Par définition, quand on est dans ce type de structure et qu'arrive le départ à la retraite d'un des médecins, il y a de plus fortes chances d'attirer un jeune médecin qu'il n'y en a pour un médecin travaillant seul dans un cabinet situé dans une zone où il y a beaucoup de pression.

S'agissant de la télémédecine, nous avons introduit deux axes dans le droit commun des actes médicaux, à savoir la téléconsultation et la téléexpertise. Nous avons laissé dans le champ expérimental la télésurveillance des patients, car c'est un objet plus difficile à cerner. Je ne crois pas que la téléconsultation sera inflationniste ; une téléconsultation requiert en effet du médecin le même temps médical qu'une consultation « présentielle ». Le temps médical étant contraint, je ne crois pas que, parce qu'on bascule des consultations présentielles vers des téléconsultations, il y aura plus de consultations.

J'espère d'ailleurs que les téléconsultations vont se développer.

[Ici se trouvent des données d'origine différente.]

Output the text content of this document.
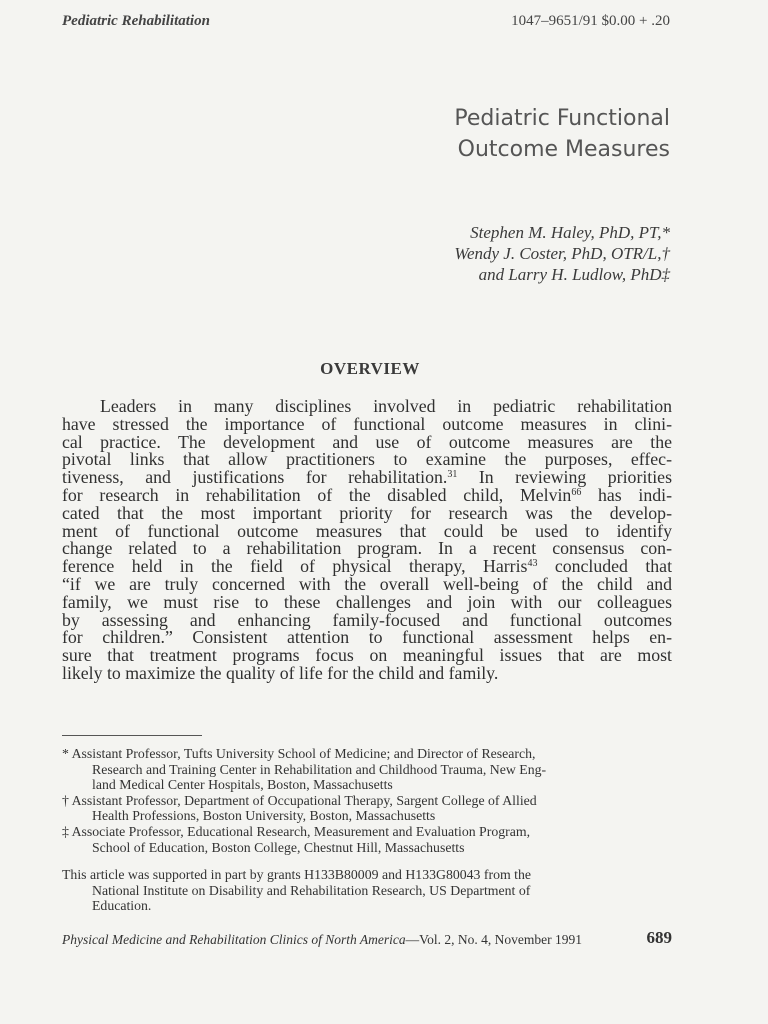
Pediatric Rehabilitation	1047–9651/91 $0.00 + .20
Pediatric Functional
Outcome Measures
Stephen M. Haley, PhD, PT,*
Wendy J. Coster, PhD, OTR/L,†
and Larry H. Ludlow, PhD‡
OVERVIEW
Leaders in many disciplines involved in pediatric rehabilitation
have stressed the importance of functional outcome measures in clini-
cal practice. The development and use of outcome measures are the
pivotal links that allow practitioners to examine the purposes, effec-
tiveness, and justifications for rehabilitation.$^{31}$ In reviewing priorities
for research in rehabilitation of the disabled child, Melvin$^{66}$ has indi-
cated that the most important priority for research was the develop-
ment of functional outcome measures that could be used to identify
change related to a rehabilitation program. In a recent consensus con-
ference held in the field of physical therapy, Harris$^{43}$ concluded that
“if we are truly concerned with the overall well-being of the child and
family, we must rise to these challenges and join with our colleagues
by assessing and enhancing family-focused and functional outcomes
for children.” Consistent attention to functional assessment helps en-
sure that treatment programs focus on meaningful issues that are most
likely to maximize the quality of life for the child and family.
* Assistant Professor, Tufts University School of Medicine; and Director of Research,
Research and Training Center in Rehabilitation and Childhood Trauma, New Eng-
land Medical Center Hospitals, Boston, Massachusetts
† Assistant Professor, Department of Occupational Therapy, Sargent College of Allied
Health Professions, Boston University, Boston, Massachusetts
‡ Associate Professor, Educational Research, Measurement and Evaluation Program,
School of Education, Boston College, Chestnut Hill, Massachusetts
This article was supported in part by grants H133B80009 and H133G80043 from the
National Institute on Disability and Rehabilitation Research, US Department of
Education.
Physical Medicine and Rehabilitation Clinics of North America—Vol. 2, No. 4, November 1991	689
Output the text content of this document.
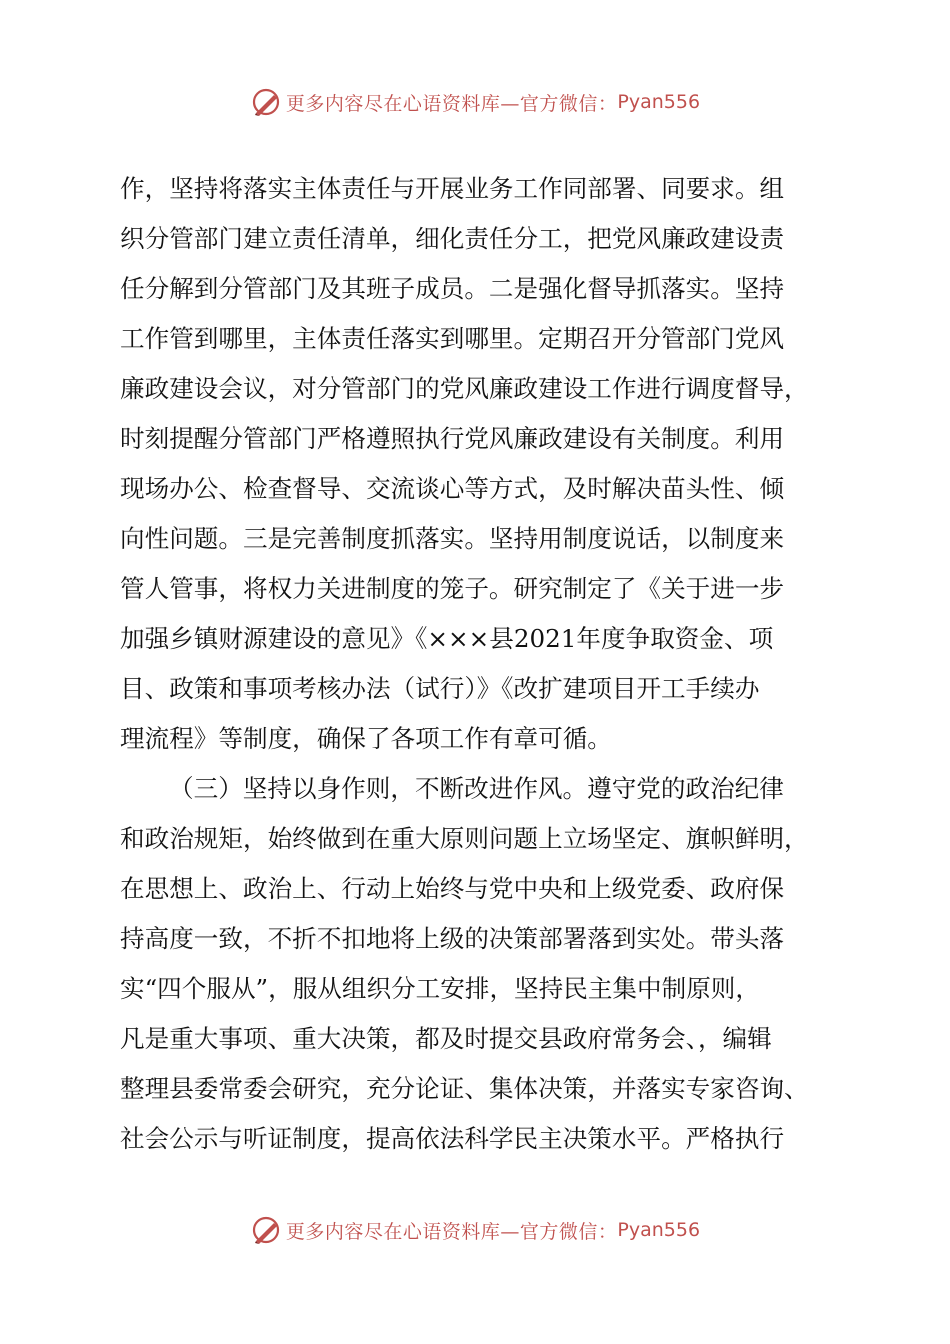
更多内容尽在心语资料库—官方微信： Pyan556
作，坚持将落实主体责任与开展业务工作同部署、同要求。组
织分管部门建立责任清单，细化责任分工，把党风廉政建设责
任分解到分管部门及其班子成员。二是强化督导抓落实。坚持
工作管到哪里，主体责任落实到哪里。定期召开分管部门党风
廉政建设会议，对分管部门的党风廉政建设工作进行调度督导，
时刻提醒分管部门严格遵照执行党风廉政建设有关制度。利用
现场办公、检查督导、交流谈心等方式，及时解决苗头性、倾
向性问题。三是完善制度抓落实。坚持用制度说话，以制度来
管人管事，将权力关进制度的笼子。研究制定了《关于进一步
加强乡镇财源建设的意见》《×××县2021年度争取资金、项
目、政策和事项考核办法（试行）》《改扩建项目开工手续办
理流程》等制度，确保了各项工作有章可循。
（三）坚持以身作则，不断改进作风。遵守党的政治纪律
和政治规矩，始终做到在重大原则问题上立场坚定、旗帜鲜明，
在思想上、政治上、行动上始终与党中央和上级党委、政府保
持高度一致，不折不扣地将上级的决策部署落到实处。带头落
实“四个服从”，服从组织分工安排，坚持民主集中制原则，
凡是重大事项、重大决策，都及时提交县政府常务会、，编辑
整理县委常委会研究，充分论证、集体决策，并落实专家咨询、
社会公示与听证制度，提高依法科学民主决策水平。严格执行
更多内容尽在心语资料库—官方微信： Pyan556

Nous ferons en sorte que le dispositif puisse intégrer d'autres professions que le médecin. Après avoir signé un accord avec les médecins, nous voulons signer des accords avec les infirmières, avec les pharmaciens et avec d'autres professions. On voit bien l'intérêt d'avoir une télé consultations pour un patient ou une patiente à domicile qui est en perte d'autonomie et qui ne peut plus aller au cabinet médical.

Le médecin n'a pas forcément le temps de venir en visite ; l'infirmière qui passe tous les jours pourrait déclencher une consultation qui ne serait peut-être pas intervenue aussi rapidement, mais qui est médicalement très utile.

Les téléexpertises ne jouent pas, quant à elles, sur l'espace, c'est-à-dire sur le temps de transport et la difficulté d'aller vers le médecin. Dans la téléexpertise, il n'y a en effet pas de patients présents : un médecin requiert l'expertise, par messagerie sécurisée, d'un autre médecin, à partir d'éléments cliniques documentés, pour obtenir un retour, souvent de second recours, sur une situation clinique complexe. Notre dessein est d'accélérer le temps de la réponse médicale, là où aujourd'hui il faut aller en consultation, puisque seules les consultations sont rémunérées. Demain, une telle expertise serait rémunérée, intervenant beaucoup plus rapidement que n'interviendrait une consultation en bonne et due forme.

Nous devons évidemment régler la question des prescriptions, que ce soit dans le cas de la télémédecine ou de manière générale. La plupart des pays autour de nous se sont dotés d'un dispositif de prescription électronique et dématérialisé. La France, de ce point de vue, est en retard. Je viens de lancer, dans trois territoires, une expérimentation portant sur une prescription électronique et dématérialisée entre médecins et pharmaciens. Je suis en pleine discussion avec les syndicats nationaux sur une possible extension de ce dispositif et j'envisage de passer à une généralisation dans les trois ans. Cela suscite des questions et des craintes auxquelles nous sommes en train de répondre, mais je pense que ce sera évidemment totalement nécessaire si on veut avancer.